近年、がん治療への効果が期待されている「AHCC」について、その特徴や概要、また有効といわれている理由について、詳しく紹介していきます。

AHCCに期待できる効能

AHCC(Active Hexose Correlated Compound)は、活性化されたヘミセルロース集合体の略であり、食物繊維のひとつです。

主成分は、αグルカンという多糖類。

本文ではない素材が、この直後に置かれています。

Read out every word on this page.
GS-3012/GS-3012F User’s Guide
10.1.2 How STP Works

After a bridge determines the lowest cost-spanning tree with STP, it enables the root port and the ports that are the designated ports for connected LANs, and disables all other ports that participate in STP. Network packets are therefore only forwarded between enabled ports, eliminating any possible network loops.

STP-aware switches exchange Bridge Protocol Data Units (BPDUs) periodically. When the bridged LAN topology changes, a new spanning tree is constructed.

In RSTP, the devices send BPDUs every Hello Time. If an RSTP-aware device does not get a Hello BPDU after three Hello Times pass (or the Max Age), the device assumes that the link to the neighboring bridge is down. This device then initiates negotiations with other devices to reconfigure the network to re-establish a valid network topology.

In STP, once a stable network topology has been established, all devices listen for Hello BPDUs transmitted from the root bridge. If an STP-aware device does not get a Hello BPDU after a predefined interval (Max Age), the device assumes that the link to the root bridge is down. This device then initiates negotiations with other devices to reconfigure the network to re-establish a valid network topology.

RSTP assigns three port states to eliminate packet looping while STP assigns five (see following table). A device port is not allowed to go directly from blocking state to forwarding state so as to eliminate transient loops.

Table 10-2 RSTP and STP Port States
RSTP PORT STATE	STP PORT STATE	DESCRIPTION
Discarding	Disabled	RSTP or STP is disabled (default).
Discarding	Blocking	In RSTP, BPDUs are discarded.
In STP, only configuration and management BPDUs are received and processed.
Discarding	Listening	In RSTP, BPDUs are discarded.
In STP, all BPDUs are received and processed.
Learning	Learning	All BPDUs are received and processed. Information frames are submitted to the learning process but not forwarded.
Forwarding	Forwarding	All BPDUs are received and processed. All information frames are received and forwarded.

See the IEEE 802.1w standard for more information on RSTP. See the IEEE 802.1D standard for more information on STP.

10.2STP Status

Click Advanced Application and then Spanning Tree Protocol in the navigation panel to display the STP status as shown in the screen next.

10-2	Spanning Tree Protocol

ちなみに、アガリクスの主成分はβ-グルカンです。

AHCCはキノコ類に属している担子菌をもとに、通常は食用としない菌糸の部分をバイオ技術を用いた製法で抽出し、人工的に培養した植物性多糖類のことをいいます。

免疫力を向上させて細胞を活性化する

当初AHCCは、糖尿病や高血圧などの予防や治療の目的で使用されていましたが、研究が進むにつれて、ガン治療にも効果があることがわかってきました。

AHCCには、癌の移転を抑制し、免疫力を向上させて細胞を活性化させる効果があります。

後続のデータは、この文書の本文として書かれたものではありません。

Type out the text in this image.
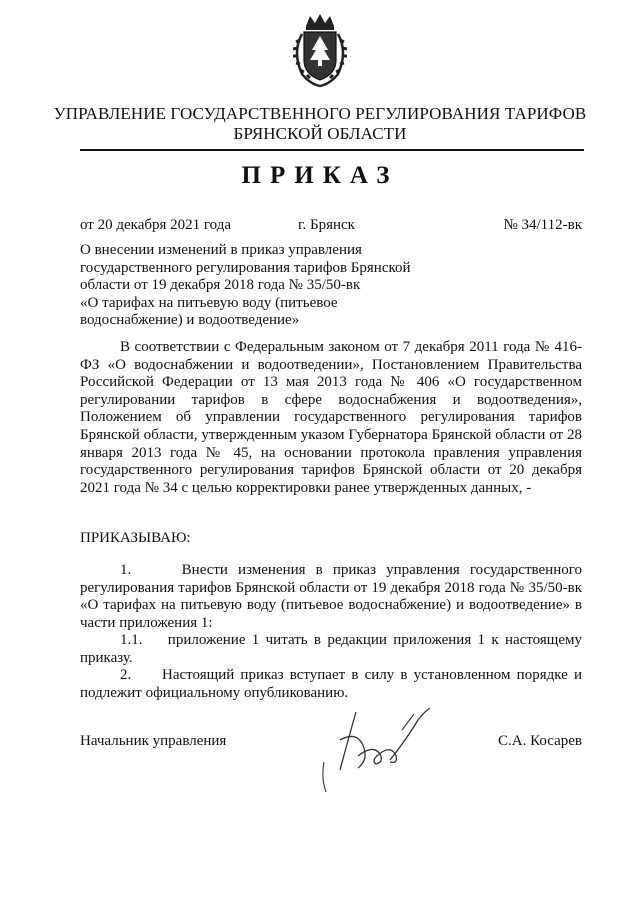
УПРАВЛЕНИЕ ГОСУДАРСТВЕННОГО РЕГУЛИРОВАНИЯ ТАРИФОВ
БРЯНСКОЙ ОБЛАСТИ
ПРИКАЗ
от 20 декабря 2021 года	г. Брянск	№ 34/112-вк
О внесении изменений в приказ управления
государственного регулирования тарифов Брянской
области от 19 декабря 2018 года № 35/50-вк
«О тарифах на питьевую воду (питьевое
водоснабжение) и водоотведение»
В соответствии с Федеральным законом от 7 декабря 2011 года № 416-ФЗ «О водоснабжении и водоотведении», Постановлением Правительства Российской Федерации от 13 мая 2013 года № 406 «О государственном регулировании тарифов в сфере водоснабжения и водоотведения», Положением об управлении государственного регулирования тарифов Брянской области, утвержденным указом Губернатора Брянской области от 28 января 2013 года № 45, на основании протокола правления управления государственного регулирования тарифов Брянской области от 20 декабря 2021 года № 34 с целью корректировки ранее утвержденных данных, -
ПРИКАЗЫВАЮ:
1.     Внести изменения в приказ управления государственного регулирования тарифов Брянской области от 19 декабря 2018 года № 35/50-вк «О тарифах на питьевую воду (питьевое водоснабжение) и водоотведение» в части приложения 1:
1.1.    приложение 1 читать в редакции приложения 1 к настоящему приказу.
2.     Настоящий приказ вступает в силу в установленном порядке и подлежит официальному опубликованию.
Начальник управления	С.А. Косарев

研究データによると、動物実験において癌の転移を抑制し、さらに薬物による肝臓への障害が改善するという結果が報告されています。

さらに臨床実験でも「樹状細胞」の数を上昇させる結果や、「ナチュラルキラー(NK)細胞」の活性化を助ける「インターロイキン-12」(IL-12)と呼ばれる物質を体内で引き出す結果が報告されています。

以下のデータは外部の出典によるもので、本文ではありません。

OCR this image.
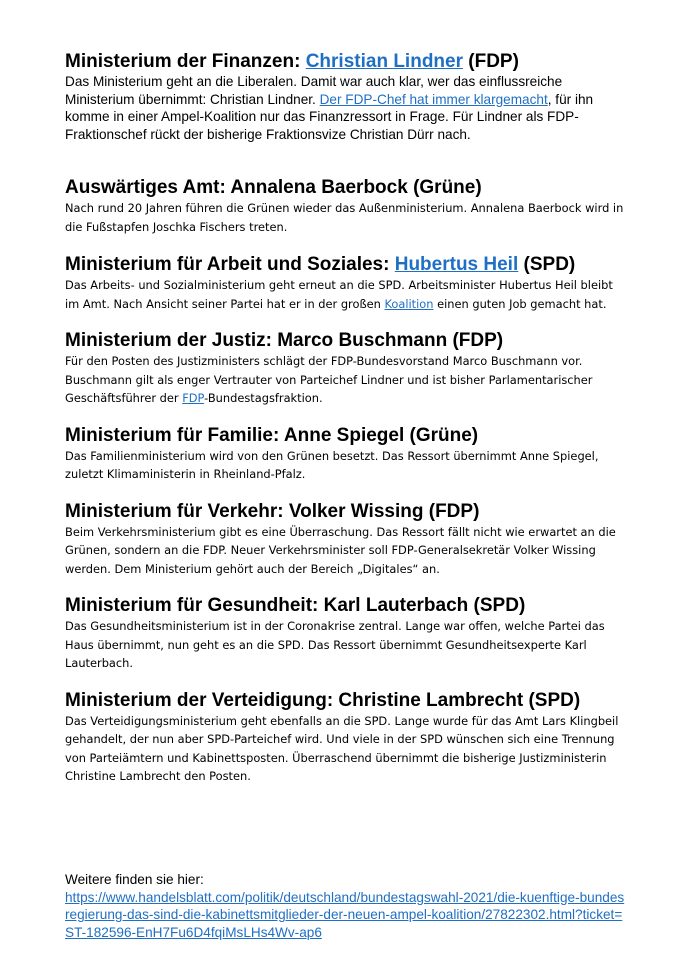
Ministerium der Finanzen: Christian Lindner (FDP)

Das Ministerium geht an die Liberalen. Damit war auch klar, wer das einflussreiche Ministerium übernimmt: Christian Lindner. Der FDP-Chef hat immer klargemacht, für ihn komme in einer Ampel-Koalition nur das Finanzressort in Frage. Für Lindner als FDP-Fraktionschef rückt der bisherige Fraktionsvize Christian Dürr nach.

Auswärtiges Amt: Annalena Baerbock (Grüne)

Nach rund 20 Jahren führen die Grünen wieder das Außenministerium. Annalena Baerbock wird in die Fußstapfen Joschka Fischers treten.

Ministerium für Arbeit und Soziales: Hubertus Heil (SPD)

Das Arbeits- und Sozialministerium geht erneut an die SPD. Arbeitsminister Hubertus Heil bleibt im Amt. Nach Ansicht seiner Partei hat er in der großen Koalition einen guten Job gemacht hat.

Ministerium der Justiz: Marco Buschmann (FDP)

Für den Posten des Justizministers schlägt der FDP-Bundesvorstand Marco Buschmann vor. Buschmann gilt als enger Vertrauter von Parteichef Lindner und ist bisher Parlamentarischer Geschäftsführer der FDP-Bundestagsfraktion.

Ministerium für Familie: Anne Spiegel (Grüne)

Das Familienministerium wird von den Grünen besetzt. Das Ressort übernimmt Anne Spiegel, zuletzt Klimaministerin in Rheinland-Pfalz.

Ministerium für Verkehr: Volker Wissing (FDP)

Beim Verkehrsministerium gibt es eine Überraschung. Das Ressort fällt nicht wie erwartet an die Grünen, sondern an die FDP. Neuer Verkehrsminister soll FDP-Generalsekretär Volker Wissing werden. Dem Ministerium gehört auch der Bereich „Digitales“ an.

Ministerium für Gesundheit: Karl Lauterbach (SPD)

Das Gesundheitsministerium ist in der Coronakrise zentral. Lange war offen, welche Partei das Haus übernimmt, nun geht es an die SPD. Das Ressort übernimmt Gesundheitsexperte Karl Lauterbach.

Ministerium der Verteidigung: Christine Lambrecht (SPD)

Das Verteidigungsministerium geht ebenfalls an die SPD. Lange wurde für das Amt Lars Klingbeil gehandelt, der nun aber SPD-Parteichef wird. Und viele in der SPD wünschen sich eine Trennung von Parteiämtern und Kabinettsposten. Überraschend übernimmt die bisherige Justizministerin Christine Lambrecht den Posten.

Weitere finden sie hier:
https://www.handelsblatt.com/politik/deutschland/bundestagswahl-2021/die-kuenftige-bundesregierung-das-sind-die-kabinettsmitglieder-der-neuen-ampel-koalition/27822302.html?ticket=ST-182596-EnH7Fu6D4fqiMsLHs4Wv-ap6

AHCCは直接がん細胞に働きかけるわけではなく、自己が持っている自然治癒能力を向上させて、がん細胞に対抗する効果をもっているのです。

AHCCはどこの商品?

AHCCは、株式会社アミノアップ化学が持つ登録商標です。

東大薬学部の岡本教授とアミノアップ化学との共同研究によって開発されました。

現在では日本だけでなく、世界中のさまざまな地域で販売されており、補完代替医療として幅広く利用されています。

どちらを選べば良いの? αグルカンとβグルカン

AHCCの主成分であるαグルカンや、アガリクスの含有成分であるβグルカンは、どちらも天然に最も多く存在する代表的な多糖類です。

αグルカン・βグルカンのどちらも胃や腸など体内で吸収されにくい性質を持っていますが、特にβグルカンは、腸を通過するときに重要な免疫器官であるパイエル板を刺激して免疫力を上げるという働きで注目を浴びています。

しかも日本ではまだあまり知られていませんが、サイズ(分子量)の大きなβグルカンほど免疫器官に働きかける効果が大きいというのが、海外では定説になっています。

サイズの大きな「長鎖β-1.6含有β-1.3グルカン(β-1.6-グルカンと少数のβ-1.3グルカンが合体したもの)」は、特に自然露地栽培のアガリクスに多く含まれていると言われています。

免疫機能を向上させる目的でグルカンの含まれた製品を摂るのならば、免疫器官をより刺激しやすい、分子量の大きなβグルカンを多く含んだ自然露地栽培アガリクスを主原料としたものを選ぶのがおすすめです。